Feature Selection in Python | Machine Learning Basics

TL;DR

Correctly encode index-like features (e.g., RAD) as categorical; treating them as numeric can mislead downstream feature selection.

Briefing Cornell Notes

Briefing

Feature selection is used to dramatically improve a K-nearest neighbors regression model on the Boston housing dataset by cutting weak or redundant predictors and then validating the remaining variables with model-based search. Starting from a relatively poor fit (RMSE around 6.5k and R² about 0.5), the workflow targets the “curse of dimensionality” and practical issues like computation time, data-collection cost, and—importantly—model interpretability.
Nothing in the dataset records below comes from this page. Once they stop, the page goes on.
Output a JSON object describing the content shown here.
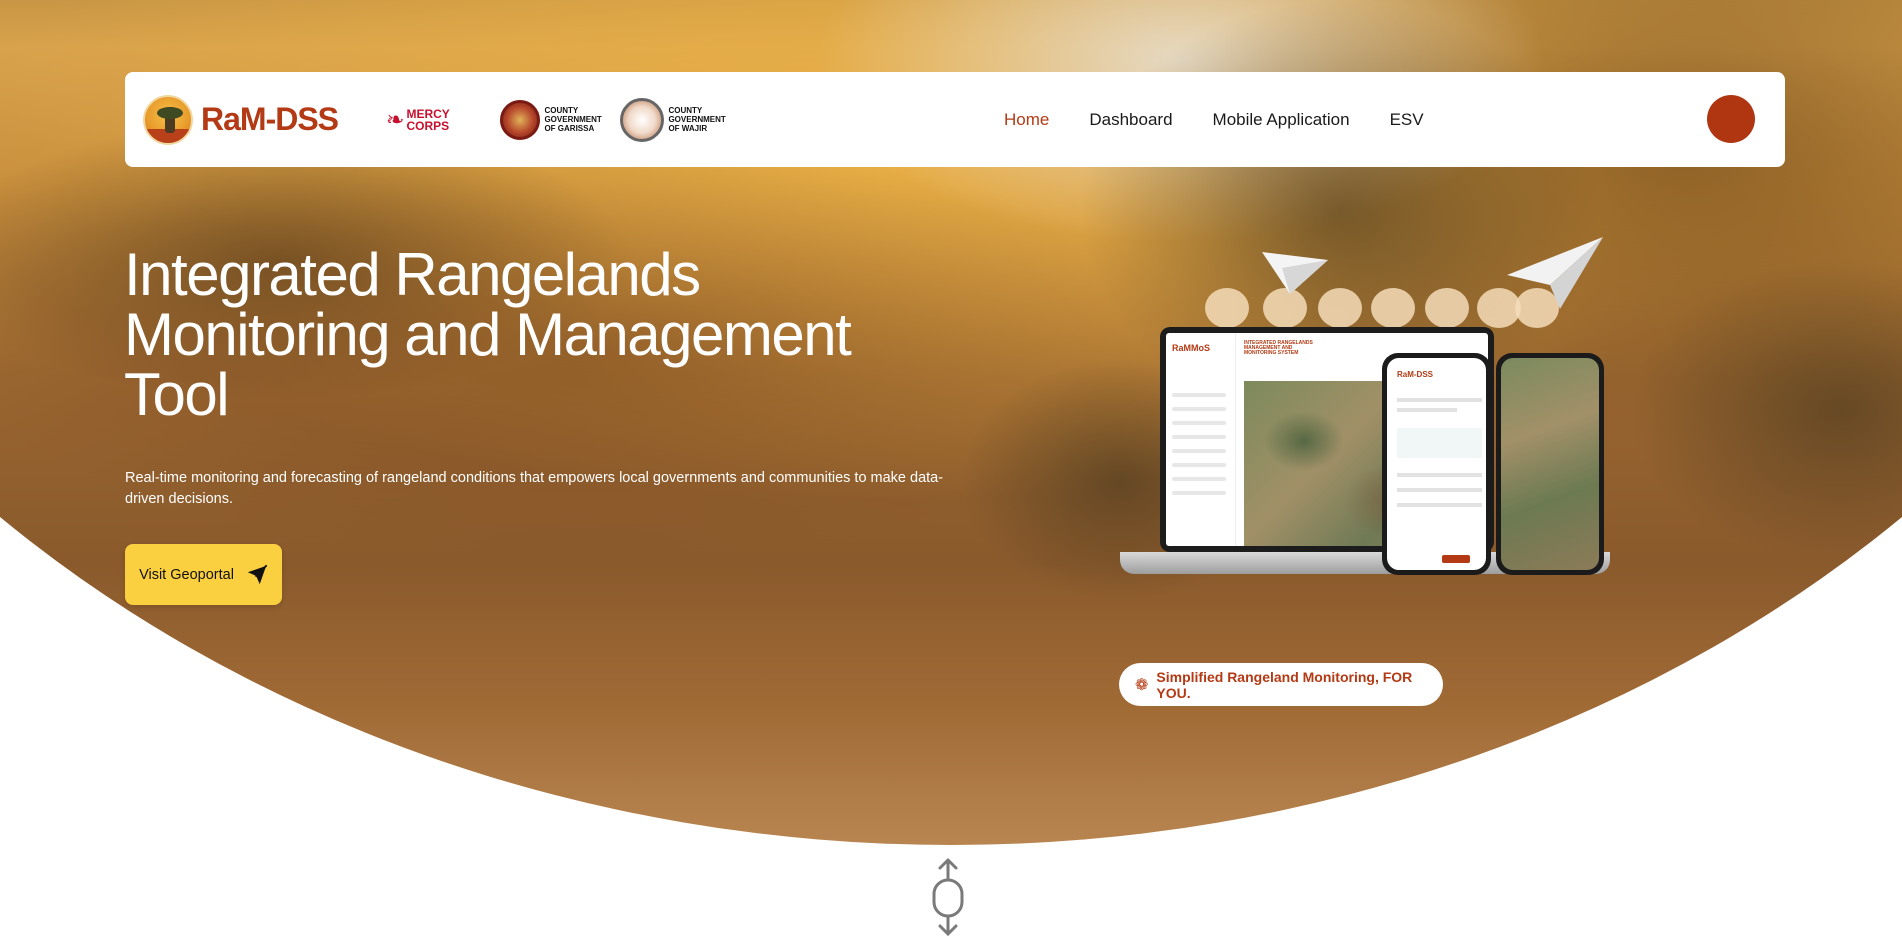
{
  "brand": {
    "name": "RaM-DSS"
  },
  "partners": {
    "mercy": "MERCY CORPS",
    "garissa": "COUNTY GOVERNMENT OF GARISSA",
    "wajir": "COUNTY GOVERNMENT OF WAJIR"
  },
  "nav": [
    {
      "label": "Home",
      "active": true
    },
    {
      "label": "Dashboard",
      "active": false
    },
    {
      "label": "Mobile Application",
      "active": false
    },
    {
      "label": "ESV",
      "active": false
    }
  ],
  "hero": {
    "title": "Integrated Rangelands Monitoring and Management Tool",
    "subtitle": "Real-time monitoring and forecasting of rangeland conditions that empowers local governments and communities to make data-driven decisions.",
    "cta": "Visit Geoportal",
    "tagline": "Simplified Rangeland Monitoring, FOR YOU."
  },
  "screen": {
    "logo": "RaMMoS",
    "heading": "INTEGRATED RANGELANDS MANAGEMENT AND MONITORING SYSTEM",
    "phone_brand": "RaM-DSS"
  },
  "icons": {
    "cta": "send-icon",
    "tagline": "logo-mark-icon",
    "scroll": "mouse-scroll-icon"
  },
  "colors": {
    "brand": "#b33a14",
    "cta": "#fbd040",
    "avatar": "#b03612"
  }
}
The tutorial first revisits the Boston housing variables and corrects a key preprocessing mistake: the “RAD” feature is an index/label (1–24), so it must be treated as categorical rather than numeric. After encoding categorical levels into dummy variables, the model is re-evaluated. With the corrected encoding in place, the next step is variance-based filtering. Low-variance features are removed because they barely change across samples and therefore contribute little predictive signal. Dropping a couple of low-variance dummy variables yields a modest improvement, but the process is constrained by categorical logic—levels can’t be arbitrarily deleted without breaking the meaning of the encoding.

Next comes correlation filtering. Using heatmaps and correlation thresholds, the approach aims to avoid strong multicollinearity among explanatory variables (values around 0.8+ are flagged as risky) while still keeping features that correlate with the target MEDV (median home value). The tutorial experiments with different cutoffs and finds that correlation-only filtering can help, but not always in a principled way. The best early result comes from retaining a small set of variables (RMSE drops to roughly 4.7k and R² rises to about 0.74), suggesting that some RAD levels may be better handled by grouping rather than treating every level separately.
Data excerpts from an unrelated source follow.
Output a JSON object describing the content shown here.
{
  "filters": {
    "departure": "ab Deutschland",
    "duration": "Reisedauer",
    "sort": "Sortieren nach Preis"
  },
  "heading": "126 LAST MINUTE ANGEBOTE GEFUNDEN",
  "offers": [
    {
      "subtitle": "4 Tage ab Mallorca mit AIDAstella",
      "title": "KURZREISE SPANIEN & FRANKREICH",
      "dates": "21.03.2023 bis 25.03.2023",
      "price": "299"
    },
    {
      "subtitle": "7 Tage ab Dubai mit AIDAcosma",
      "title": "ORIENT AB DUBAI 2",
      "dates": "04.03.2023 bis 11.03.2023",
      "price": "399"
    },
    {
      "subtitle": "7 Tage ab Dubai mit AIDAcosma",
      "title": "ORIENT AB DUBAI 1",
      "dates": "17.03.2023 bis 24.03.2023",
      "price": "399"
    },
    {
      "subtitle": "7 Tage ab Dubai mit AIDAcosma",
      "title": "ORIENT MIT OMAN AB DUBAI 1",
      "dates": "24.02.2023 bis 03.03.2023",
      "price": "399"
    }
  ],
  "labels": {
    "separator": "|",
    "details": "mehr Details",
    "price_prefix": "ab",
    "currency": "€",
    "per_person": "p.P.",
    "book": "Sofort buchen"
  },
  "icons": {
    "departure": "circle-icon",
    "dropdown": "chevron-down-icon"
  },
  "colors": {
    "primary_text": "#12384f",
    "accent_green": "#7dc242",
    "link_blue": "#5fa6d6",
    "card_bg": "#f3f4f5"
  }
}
To move beyond classifier-agnostic filtering, the tutorial switches to wrapper-based feature selection using sequential feature selection from scikit-learn’s feature selection tools. Instead of ranking features by correlation, it searches for subsets that optimize model performance directly. In forward selection, the best single feature is LSTAT, followed by number of rooms, crime, and pupil-teacher ratio; backward selection lands on the same core set. Building a model with these selected predictors substantially improves fit (R² climbs to about 0.7–0.75 range, with the tutorial reporting a strong reduction in RMSE).

An interaction term is then tested—specifically multiplying LSTAT and number of rooms—to capture a relationship that correlation alone might miss. The improvement is small but positive, and the tutorial notes that adjusted R² would penalize adding extra variables, so the gain must justify the added complexity.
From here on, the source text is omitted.